Cash and change: a replication study of a cash transfer experiment in Malawi

Cash and change: a replication study of a cash transfer experiment in Malawi

3ie Replication paper 21, 2019

Unconditional cash transfers are increasingly held as a benchmark in development research and practice, against which, it is argued, other interventions should be compared for impact and cost-effectiveness. Baird and colleagues (2011) is one of few studies to test this assertion in practice. They empirically compare, using randomisation, the impact of unconditional to conditional transfers. This is a tremendous contribution to the literature on both approaches and disentangling the roles of the transfer versus conditionality.

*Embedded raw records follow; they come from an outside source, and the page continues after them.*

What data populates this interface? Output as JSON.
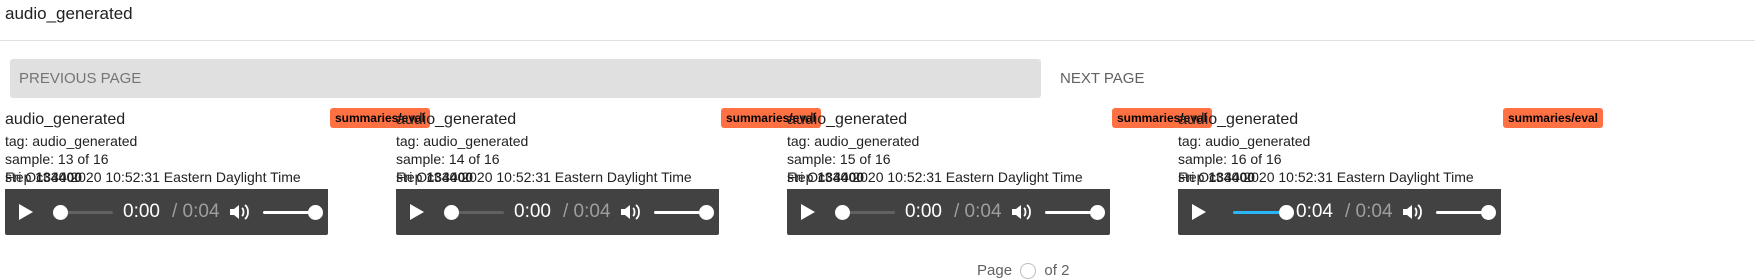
{
  "section_title": "audio_generated",
  "pagination": {
    "previous_label": "PREVIOUS PAGE",
    "next_label": "NEXT PAGE",
    "page_label": "Page",
    "of_label": "of 2"
  },
  "colors": {
    "badge_bg": "#ff7043",
    "player_bg": "#424242",
    "progress_accent": "#29b6f6",
    "disabled_button_bg": "#e0e0e0"
  },
  "cards": [
    {
      "title": "audio_generated",
      "badge": "summaries/eval",
      "tag": "tag: audio_generated",
      "sample": "sample: 13 of 16",
      "step_label": "step",
      "step_value": "134400",
      "timestamp": "Fri Oct 30 2020 10:52:31 Eastern Daylight Time",
      "player": {
        "current": "0:00",
        "duration": "/ 0:04",
        "progress": 0.0,
        "volume": 1.0
      }
    },
    {
      "title": "audio_generated",
      "badge": "summaries/eval",
      "tag": "tag: audio_generated",
      "sample": "sample: 14 of 16",
      "step_label": "step",
      "step_value": "134400",
      "timestamp": "Fri Oct 30 2020 10:52:31 Eastern Daylight Time",
      "player": {
        "current": "0:00",
        "duration": "/ 0:04",
        "progress": 0.0,
        "volume": 1.0
      }
    },
    {
      "title": "audio_generated",
      "badge": "summaries/eval",
      "tag": "tag: audio_generated",
      "sample": "sample: 15 of 16",
      "step_label": "step",
      "step_value": "134400",
      "timestamp": "Fri Oct 30 2020 10:52:31 Eastern Daylight Time",
      "player": {
        "current": "0:00",
        "duration": "/ 0:04",
        "progress": 0.0,
        "volume": 1.0
      }
    },
    {
      "title": "audio_generated",
      "badge": "summaries/eval",
      "tag": "tag: audio_generated",
      "sample": "sample: 16 of 16",
      "step_label": "step",
      "step_value": "134400",
      "timestamp": "Fri Oct 30 2020 10:52:31 Eastern Daylight Time",
      "player": {
        "current": "0:04",
        "duration": "/ 0:04",
        "progress": 1.0,
        "volume": 1.0
      }
    }
  ]
}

Maira Reimão conducted a replication of the original study. The exercise was constrained by the fact that not all data used in the original study were accessible – while the dataset for the push-button replication is complete, only household survey data are publicly available in raw form. Nevertheless, the results are generally the same as in the original paper for the parts that are replicable, including the key finding that unconditional cash transfers decrease the likelihood of early marriage and pregnancy while the conditional cash transfers do not.

Apart from push-button and pure replication, Reimão also carried out a measurement and estimation analysis, and considered the effects on primary and secondary school girls separately – or, alternatively, on girls with stronger school attachment (i.e. closer to the expected grade for age) separately from girls with a history of repetition and/or dropouts (i.e. lower grade than expected for age).

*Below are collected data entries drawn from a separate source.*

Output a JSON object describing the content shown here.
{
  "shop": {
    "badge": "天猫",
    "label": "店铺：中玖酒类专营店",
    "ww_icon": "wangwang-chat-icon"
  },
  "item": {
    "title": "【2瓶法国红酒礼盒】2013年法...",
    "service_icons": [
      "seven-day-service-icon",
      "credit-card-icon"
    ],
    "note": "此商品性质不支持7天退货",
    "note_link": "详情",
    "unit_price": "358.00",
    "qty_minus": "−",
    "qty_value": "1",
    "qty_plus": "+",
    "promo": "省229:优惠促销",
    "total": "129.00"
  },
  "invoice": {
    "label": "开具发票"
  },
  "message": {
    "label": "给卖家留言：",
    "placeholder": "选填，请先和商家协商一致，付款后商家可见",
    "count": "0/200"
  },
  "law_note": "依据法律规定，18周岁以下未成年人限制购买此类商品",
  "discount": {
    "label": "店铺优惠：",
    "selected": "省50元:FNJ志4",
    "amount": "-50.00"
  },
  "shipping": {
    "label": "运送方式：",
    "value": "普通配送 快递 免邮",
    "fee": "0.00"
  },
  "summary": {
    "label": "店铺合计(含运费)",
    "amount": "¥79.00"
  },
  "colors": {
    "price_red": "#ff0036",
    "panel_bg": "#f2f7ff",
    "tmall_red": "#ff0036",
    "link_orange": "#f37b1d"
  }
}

She finds that the unconditional cash transfers decrease the likelihood of pregnancy and marriage among primary school girls and girls with a stronger attachment to school. However, the finding is specific. Those transfers decrease the likelihood only of marriage for secondary school girls and those with a weaker school attachment. The impact on marriage for secondary school girls is larger than for primary school girls. This is complicated by the fact that the effect is concentrated on girls who are the only beneficiaries in the household.

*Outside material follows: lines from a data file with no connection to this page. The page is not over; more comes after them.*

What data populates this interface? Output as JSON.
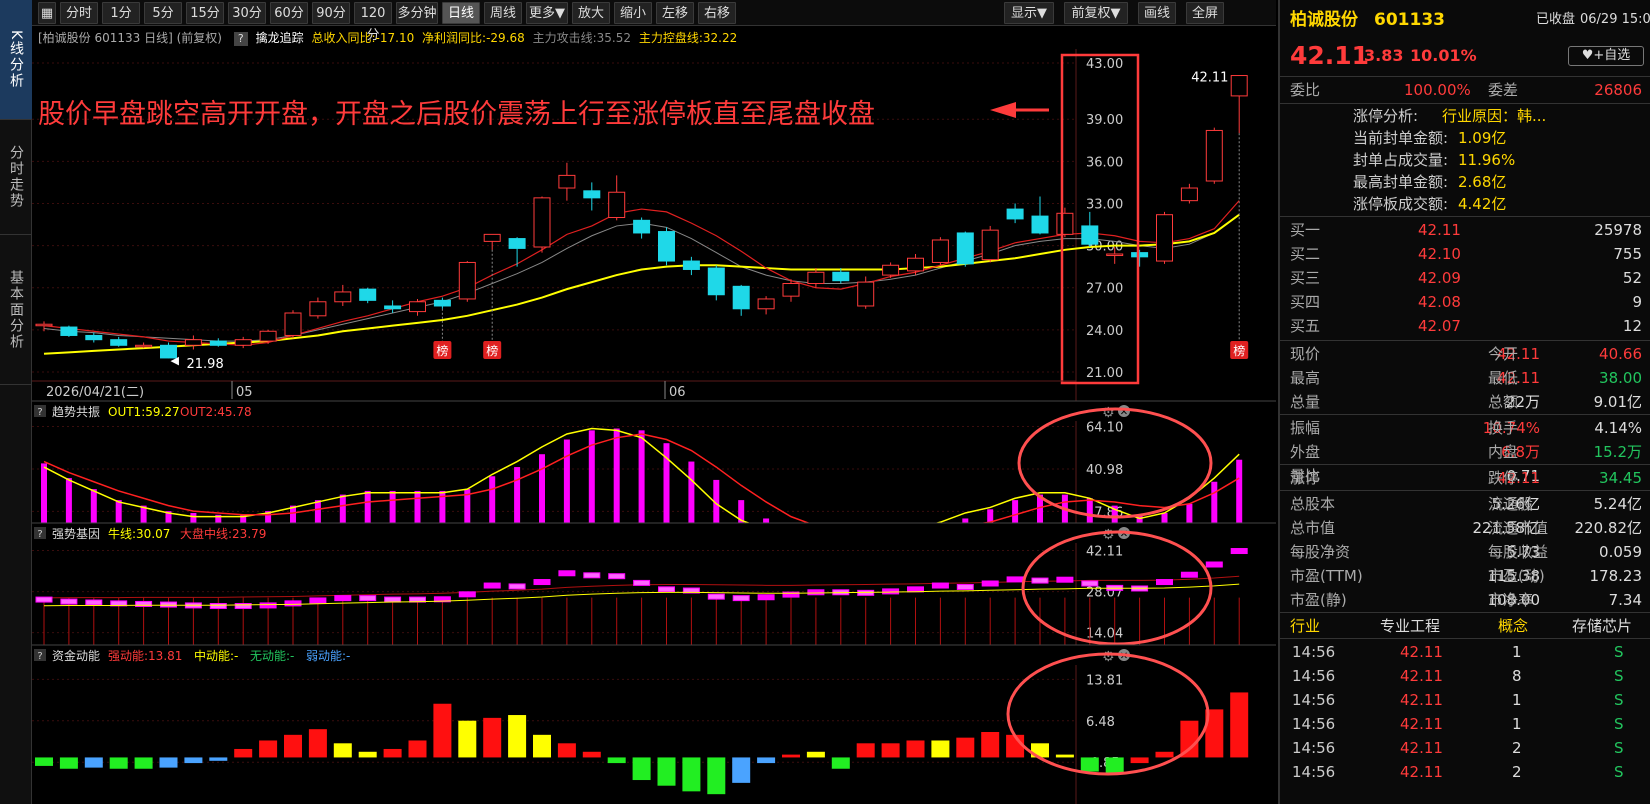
{
  "left_nav": [
    "K线分析",
    "分时走势",
    "基本面分析"
  ],
  "toolbar": {
    "periods": [
      "分时",
      "1分",
      "5分",
      "15分",
      "30分",
      "60分",
      "90分",
      "120分",
      "多分钟",
      "日线",
      "周线",
      "更多▼",
      "放大",
      "缩小",
      "左移",
      "右移"
    ],
    "selected": "日线",
    "right": [
      "显示▼",
      "前复权▼",
      "画线",
      "全屏"
    ]
  },
  "info_bar": {
    "stock": "[柏诚股份 601133 日线] (前复权)",
    "help": "?",
    "indicator": "擒龙追踪",
    "revenue": "总收入同比:-17.10",
    "profit": "净利润同比:-29.68",
    "attack": "主力攻击线:35.52",
    "control": "主力控盘线:32.22"
  },
  "annotation": "股价早盘跳空高开开盘，开盘之后股价震荡上行至涨停板直至尾盘收盘",
  "main_chart": {
    "price_axis": [
      "43.00",
      "39.00",
      "36.00",
      "33.00",
      "30.00",
      "27.00",
      "24.00",
      "21.00"
    ],
    "date_labels": [
      "2026/04/21(二)",
      "05",
      "06"
    ],
    "high_label": "42.11",
    "low_label": "21.98",
    "badge": "榜"
  },
  "chart_data": [
    {
      "type": "candlestick",
      "ylim": [
        20.5,
        44
      ],
      "candles": [
        [
          24.3,
          24.4,
          24.6,
          23.9
        ],
        [
          24.2,
          23.6,
          24.3,
          23.5
        ],
        [
          23.6,
          23.3,
          23.8,
          23.1
        ],
        [
          23.3,
          22.9,
          23.5,
          22.8
        ],
        [
          22.9,
          22.9,
          23.1,
          22.7
        ],
        [
          22.9,
          22.0,
          23.1,
          21.98
        ],
        [
          22.9,
          23.3,
          23.6,
          22.6
        ],
        [
          23.2,
          22.9,
          23.4,
          22.8
        ],
        [
          22.9,
          23.3,
          23.5,
          22.7
        ],
        [
          23.2,
          23.9,
          24.0,
          23.0
        ],
        [
          23.6,
          25.2,
          25.4,
          23.4
        ],
        [
          25.0,
          26.0,
          26.3,
          24.8
        ],
        [
          26.0,
          26.7,
          27.2,
          25.7
        ],
        [
          26.9,
          26.1,
          27.0,
          25.9
        ],
        [
          25.7,
          25.5,
          26.1,
          25.2
        ],
        [
          25.3,
          26.0,
          26.2,
          25.0
        ],
        [
          26.1,
          25.7,
          26.3,
          25.5
        ],
        [
          26.2,
          28.8,
          28.9,
          26.0
        ],
        [
          30.3,
          30.8,
          30.8,
          29.7
        ],
        [
          30.5,
          29.8,
          30.6,
          28.5
        ],
        [
          29.9,
          33.4,
          33.5,
          29.5
        ],
        [
          34.1,
          35.0,
          35.9,
          33.2
        ],
        [
          33.9,
          33.4,
          34.5,
          32.5
        ],
        [
          32.0,
          33.8,
          35.0,
          31.8
        ],
        [
          31.8,
          30.9,
          32.0,
          30.5
        ],
        [
          31.0,
          28.9,
          31.3,
          28.6
        ],
        [
          28.9,
          28.3,
          29.2,
          27.9
        ],
        [
          28.4,
          26.5,
          28.6,
          26.1
        ],
        [
          27.1,
          25.5,
          27.2,
          25.0
        ],
        [
          25.5,
          26.2,
          26.4,
          25.1
        ],
        [
          26.4,
          27.3,
          27.6,
          26.0
        ],
        [
          27.3,
          28.1,
          28.4,
          27.0
        ],
        [
          28.1,
          27.5,
          28.4,
          27.3
        ],
        [
          25.7,
          27.4,
          27.8,
          25.5
        ],
        [
          27.9,
          28.6,
          28.8,
          27.7
        ],
        [
          28.2,
          29.1,
          29.4,
          27.9
        ],
        [
          28.8,
          30.4,
          30.6,
          28.6
        ],
        [
          30.9,
          28.7,
          31.0,
          28.5
        ],
        [
          29.0,
          31.1,
          31.4,
          28.8
        ],
        [
          32.6,
          31.9,
          33.0,
          31.6
        ],
        [
          32.1,
          30.9,
          33.5,
          30.8
        ],
        [
          30.8,
          32.3,
          32.7,
          30.6
        ],
        [
          31.4,
          30.1,
          32.4,
          29.9
        ],
        [
          29.4,
          29.4,
          29.9,
          28.7
        ],
        [
          29.5,
          29.2,
          29.7,
          28.5
        ],
        [
          28.9,
          32.2,
          32.4,
          28.7
        ],
        [
          33.2,
          34.1,
          34.4,
          33.0
        ],
        [
          34.6,
          38.2,
          38.4,
          34.4
        ],
        [
          40.66,
          42.11,
          42.11,
          38.0
        ]
      ],
      "ma5": [
        24.3,
        24.1,
        23.9,
        23.7,
        23.5,
        23.2,
        23.1,
        23.0,
        22.9,
        23.1,
        23.6,
        24.1,
        24.6,
        25.0,
        25.5,
        26.0,
        26.4,
        27.0,
        27.9,
        28.7,
        29.7,
        30.8,
        31.4,
        32.3,
        32.6,
        32.4,
        31.6,
        30.7,
        29.6,
        28.4,
        27.5,
        27.0,
        26.9,
        27.3,
        27.8,
        28.1,
        28.6,
        29.1,
        29.6,
        30.2,
        30.5,
        30.8,
        30.9,
        30.7,
        30.3,
        30.2,
        30.5,
        31.2,
        33.2
      ],
      "ma_yellow": [
        22.3,
        22.4,
        22.5,
        22.6,
        22.7,
        22.8,
        22.9,
        23.0,
        23.1,
        23.2,
        23.4,
        23.6,
        23.9,
        24.1,
        24.3,
        24.5,
        24.7,
        25.0,
        25.4,
        25.8,
        26.3,
        26.9,
        27.4,
        27.9,
        28.3,
        28.5,
        28.6,
        28.6,
        28.5,
        28.4,
        28.3,
        28.3,
        28.3,
        28.3,
        28.3,
        28.4,
        28.5,
        28.7,
        28.9,
        29.1,
        29.4,
        29.7,
        29.9,
        30.0,
        30.0,
        30.1,
        30.3,
        30.9,
        32.2
      ],
      "ma_gray": [
        24.1,
        23.9,
        23.8,
        23.6,
        23.5,
        23.4,
        23.3,
        23.2,
        23.2,
        23.3,
        23.6,
        24.0,
        24.4,
        24.8,
        25.2,
        25.6,
        26.0,
        26.6,
        27.3,
        28.0,
        28.8,
        29.8,
        30.7,
        31.4,
        31.6,
        31.3,
        30.5,
        29.5,
        28.5,
        27.9,
        27.5,
        27.3,
        27.3,
        27.4,
        27.6,
        27.9,
        28.4,
        28.9,
        29.4,
        30.0,
        30.3,
        30.5,
        30.5,
        30.3,
        30.0,
        29.8,
        30.1,
        30.9,
        32.2
      ]
    },
    {
      "name": "趋势共振",
      "out1": "OUT1:59.27",
      "out2": "OUT2:45.78",
      "axis": [
        "64.10",
        "40.98",
        "17.86"
      ],
      "ylim": [
        5,
        66
      ],
      "bars": [
        44,
        36,
        30,
        24,
        21,
        18,
        17,
        16,
        16,
        18,
        21,
        24,
        27,
        29,
        29,
        29,
        29,
        30,
        37,
        42,
        49,
        57,
        62,
        63,
        62,
        55,
        45,
        35,
        24,
        14,
        9,
        7,
        7,
        7,
        7,
        8,
        11,
        14,
        19,
        24,
        27,
        27,
        25,
        21,
        16,
        17,
        22,
        34,
        46
      ],
      "line1": [
        42,
        35,
        29,
        23,
        20,
        17,
        15,
        15,
        15,
        17,
        20,
        23,
        26,
        28,
        28,
        28,
        28,
        30,
        38,
        45,
        53,
        60,
        63,
        62,
        58,
        47,
        35,
        22,
        13,
        8,
        6,
        6,
        6,
        6,
        6,
        8,
        12,
        17,
        20,
        25,
        28,
        28,
        25,
        19,
        14,
        17,
        25,
        36,
        49
      ],
      "line2": [
        45,
        39,
        34,
        29,
        25,
        21,
        18,
        17,
        16,
        16,
        17,
        19,
        21,
        23,
        24,
        25,
        26,
        27,
        30,
        35,
        41,
        48,
        54,
        58,
        60,
        57,
        51,
        42,
        32,
        23,
        15,
        10,
        8,
        7,
        7,
        7,
        8,
        10,
        12,
        16,
        20,
        23,
        24,
        23,
        21,
        20,
        22,
        28,
        36
      ]
    },
    {
      "name": "强势基因",
      "bull": "牛线:30.07",
      "mid": "大盘中线:23.79",
      "axis": [
        "42.11",
        "28.07",
        "14.04"
      ],
      "ylim": [
        5,
        44
      ],
      "vals": [
        25.5,
        24.8,
        24.5,
        24.2,
        24.0,
        23.8,
        23.5,
        23.3,
        23.3,
        23.5,
        24.2,
        25.2,
        26.0,
        26.0,
        25.5,
        25.5,
        25.6,
        27.3,
        30.3,
        30.0,
        31.5,
        34.5,
        33.8,
        33.5,
        31.2,
        29.0,
        28.6,
        26.5,
        26.0,
        26.3,
        27.2,
        28.0,
        28.0,
        27.8,
        28.3,
        29.0,
        30.3,
        29.8,
        31.0,
        32.4,
        32.0,
        32.3,
        31.0,
        29.5,
        29.3,
        31.5,
        34.0,
        37.5,
        42.11
      ],
      "ma": [
        23.2,
        23.3,
        23.3,
        23.3,
        23.4,
        23.4,
        23.4,
        23.4,
        23.5,
        23.6,
        23.7,
        23.9,
        24.1,
        24.3,
        24.5,
        24.6,
        24.8,
        25.1,
        25.5,
        25.8,
        26.2,
        26.8,
        27.2,
        27.5,
        27.7,
        27.8,
        27.8,
        27.7,
        27.6,
        27.5,
        27.5,
        27.6,
        27.7,
        27.8,
        27.9,
        28.0,
        28.2,
        28.3,
        28.5,
        28.7,
        28.9,
        29.0,
        29.2,
        29.2,
        29.2,
        29.3,
        29.6,
        30.0,
        30.6
      ]
    },
    {
      "name": "资金动能",
      "strong": "强动能:13.81",
      "midtxt": "中动能:-",
      "none": "无动能:-",
      "weak": "弱动能:-",
      "axis": [
        "13.81",
        "6.48",
        "-0.85"
      ],
      "ylim": [
        -7,
        16
      ],
      "vals": [
        -1.5,
        -2.0,
        -1.8,
        -2.0,
        -2.0,
        -1.8,
        -1.0,
        -0.6,
        1.5,
        3.0,
        4.0,
        5.0,
        2.5,
        1.0,
        1.5,
        3.0,
        9.5,
        6.5,
        7.0,
        7.5,
        4.0,
        2.5,
        1.0,
        -1.0,
        -4.0,
        -5.0,
        -6.0,
        -6.5,
        -4.5,
        -1.0,
        0.5,
        1.0,
        -2.0,
        2.5,
        2.5,
        3.0,
        3.0,
        3.5,
        4.5,
        4.0,
        2.5,
        0.5,
        -2.5,
        -3.0,
        -1.0,
        1.0,
        6.5,
        8.5,
        11.5
      ],
      "colors": [
        "green",
        "green",
        "blue",
        "green",
        "green",
        "blue",
        "blue",
        "blue",
        "red",
        "red",
        "red",
        "red",
        "yellow",
        "yellow",
        "red",
        "red",
        "red",
        "yellow",
        "red",
        "yellow",
        "yellow",
        "red",
        "red",
        "green",
        "green",
        "green",
        "green",
        "green",
        "blue",
        "blue",
        "red",
        "yellow",
        "green",
        "red",
        "red",
        "red",
        "yellow",
        "red",
        "red",
        "red",
        "yellow",
        "yellow",
        "green",
        "green",
        "red",
        "red",
        "red",
        "red",
        "red"
      ]
    }
  ],
  "right_panel": {
    "title": "柏诚股份",
    "code": "601133",
    "status": "已收盘",
    "datetime": "06/29 15:00",
    "price": "42.11",
    "change": "3.83",
    "pct": "10.01%",
    "add_fav": "+自选",
    "ratio": {
      "label": "委比",
      "value": "100.00%",
      "label2": "委差",
      "value2": "26806"
    },
    "limit": [
      {
        "label": "涨停分析:",
        "value": "行业原因：韩..."
      },
      {
        "label": "当前封单金额:",
        "value": "1.09亿"
      },
      {
        "label": "封单占成交量:",
        "value": "11.96%"
      },
      {
        "label": "最高封单金额:",
        "value": "2.68亿"
      },
      {
        "label": "涨停板成交额:",
        "value": "4.42亿"
      }
    ],
    "buy": [
      {
        "l": "买一",
        "p": "42.11",
        "v": "25978"
      },
      {
        "l": "买二",
        "p": "42.10",
        "v": "755"
      },
      {
        "l": "买三",
        "p": "42.09",
        "v": "52"
      },
      {
        "l": "买四",
        "p": "42.08",
        "v": "9"
      },
      {
        "l": "买五",
        "p": "42.07",
        "v": "12"
      }
    ],
    "stats1": [
      [
        "现价",
        "42.11",
        "今开",
        "40.66"
      ],
      [
        "最高",
        "42.11",
        "最低",
        "38.00"
      ],
      [
        "总量",
        "22万",
        "总额",
        "9.01亿"
      ]
    ],
    "stats2": [
      [
        "振幅",
        "10.74%",
        "换手",
        "4.14%"
      ],
      [
        "外盘",
        "6.8万",
        "内盘",
        "15.2万"
      ],
      [
        "量比",
        "0.71",
        "",
        ""
      ]
    ],
    "stats3": [
      [
        "涨停",
        "42.11",
        "跌停",
        "34.45"
      ]
    ],
    "stats4": [
      [
        "总股本",
        "5.26亿",
        "流通股",
        "5.24亿"
      ],
      [
        "总市值",
        "221.58亿",
        "流通市值",
        "220.82亿"
      ],
      [
        "每股净资",
        "5.73",
        "每股收益",
        "0.059"
      ],
      [
        "市盈(TTM)",
        "115.38",
        "市盈(动)",
        "178.23"
      ],
      [
        "市盈(静)",
        "108.00",
        "市净率",
        "7.34"
      ]
    ],
    "tags": [
      "行业",
      "专业工程",
      "概念",
      "存储芯片"
    ],
    "ticks": [
      [
        "14:56",
        "42.11",
        "1",
        "S"
      ],
      [
        "14:56",
        "42.11",
        "8",
        "S"
      ],
      [
        "14:56",
        "42.11",
        "1",
        "S"
      ],
      [
        "14:56",
        "42.11",
        "1",
        "S"
      ],
      [
        "14:56",
        "42.11",
        "2",
        "S"
      ],
      [
        "14:56",
        "42.11",
        "2",
        "S"
      ]
    ]
  }
}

In terms of policy, these results indicate that unconditional cash transfers may be a powerful tool for decreasing pregnancy and marriage rates among teenage girls, but particularly for decreasing the likelihood of pregnancy among girls in primary school and with a strong attachment to school. The exploratory analysis also points to a warning regarding conditional cash transfers, as it might increase the likelihood of pregnancy among older girls.